His story follows a Nigeria soldier fighting in Burma campaign of World War II and returning home as a veteran with a strong sense of new opportunities.
Speaking at the celebratory dinner in Oxford on Monday evening, Bernardine Evaristo, the chair of the judges, described Babatunde's work as "ambitious, darkly humorous and in soaring, scorching prose exposes the exploitative nature of the colonial project and the psychology of Independence."
An upbringing of discovery
Rotimi Babatunde's fiction and poems have been published in Africa, Europe and America. He is a winner of the Meridian Tragic Love Story Competition and was awarded the Cyprian Ekwensi Prize for Short Stories by the Abuja Writers Forum.

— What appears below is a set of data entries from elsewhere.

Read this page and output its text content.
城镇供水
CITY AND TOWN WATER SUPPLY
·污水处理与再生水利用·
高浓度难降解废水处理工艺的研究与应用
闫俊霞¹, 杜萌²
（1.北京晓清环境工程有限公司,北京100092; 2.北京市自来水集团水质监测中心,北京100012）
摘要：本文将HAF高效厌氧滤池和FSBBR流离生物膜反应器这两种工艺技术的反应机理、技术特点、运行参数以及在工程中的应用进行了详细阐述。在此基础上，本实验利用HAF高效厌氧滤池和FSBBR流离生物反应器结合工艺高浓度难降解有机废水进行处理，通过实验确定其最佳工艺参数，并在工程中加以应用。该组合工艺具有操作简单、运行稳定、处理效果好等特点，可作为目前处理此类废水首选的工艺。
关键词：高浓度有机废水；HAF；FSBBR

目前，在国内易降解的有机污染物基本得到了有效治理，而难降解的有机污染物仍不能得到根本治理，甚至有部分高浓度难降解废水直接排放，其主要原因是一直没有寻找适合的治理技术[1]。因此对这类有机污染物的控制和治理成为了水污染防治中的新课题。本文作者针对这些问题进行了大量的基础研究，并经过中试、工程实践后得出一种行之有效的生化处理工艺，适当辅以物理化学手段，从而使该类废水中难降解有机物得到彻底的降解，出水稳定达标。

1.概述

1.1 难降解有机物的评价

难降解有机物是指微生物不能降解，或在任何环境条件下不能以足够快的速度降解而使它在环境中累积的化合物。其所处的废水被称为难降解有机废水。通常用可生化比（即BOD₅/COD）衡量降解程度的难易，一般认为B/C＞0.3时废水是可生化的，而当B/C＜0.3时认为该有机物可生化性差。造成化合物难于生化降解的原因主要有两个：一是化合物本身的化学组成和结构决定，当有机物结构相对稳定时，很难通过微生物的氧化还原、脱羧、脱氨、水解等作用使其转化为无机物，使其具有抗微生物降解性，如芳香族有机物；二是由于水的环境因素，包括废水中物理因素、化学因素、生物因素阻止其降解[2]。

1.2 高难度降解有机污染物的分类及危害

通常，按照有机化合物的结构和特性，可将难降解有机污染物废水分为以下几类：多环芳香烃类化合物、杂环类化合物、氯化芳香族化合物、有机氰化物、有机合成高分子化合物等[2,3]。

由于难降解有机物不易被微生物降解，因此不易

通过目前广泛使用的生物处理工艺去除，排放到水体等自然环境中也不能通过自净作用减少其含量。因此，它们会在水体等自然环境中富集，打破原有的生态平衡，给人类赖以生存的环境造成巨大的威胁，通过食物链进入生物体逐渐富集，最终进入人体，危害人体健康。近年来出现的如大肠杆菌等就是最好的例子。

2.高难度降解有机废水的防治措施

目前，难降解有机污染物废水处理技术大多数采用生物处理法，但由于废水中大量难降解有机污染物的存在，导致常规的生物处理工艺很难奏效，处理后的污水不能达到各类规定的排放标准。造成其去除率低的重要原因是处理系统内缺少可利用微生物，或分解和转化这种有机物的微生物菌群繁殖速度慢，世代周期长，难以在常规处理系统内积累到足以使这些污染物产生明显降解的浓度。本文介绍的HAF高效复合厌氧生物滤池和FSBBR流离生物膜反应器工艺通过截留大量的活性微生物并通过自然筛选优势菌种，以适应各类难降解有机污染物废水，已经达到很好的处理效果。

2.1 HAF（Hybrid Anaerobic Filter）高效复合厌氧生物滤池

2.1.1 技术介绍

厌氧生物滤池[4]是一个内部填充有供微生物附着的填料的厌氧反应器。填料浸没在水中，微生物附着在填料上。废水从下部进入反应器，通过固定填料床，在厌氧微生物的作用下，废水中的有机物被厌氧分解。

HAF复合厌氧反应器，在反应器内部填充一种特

Discovering an unknown family
Recently, a number of Nigeria writers (mostly young graduates and undergraduates) are making waves in world history of literature. Names like Chibundu Onuzo, Chika Unigwe, Chimamanda Ngozi Adichie, Helon Habila and a host of others are getting more and more established in the world's record of literature.
See http://edition.cnn.com/2010/WORLD/africa/09/21/nigerian.authors/index.html
Reacting to the sucess of young Nigerians in literary works, Lizzy Attree, expert in African literature and consultant to the Caine Prize for African Literature, told CNN:
"Nigeria has a rich literary tradition and at certain points it has come particularly to the world's attention".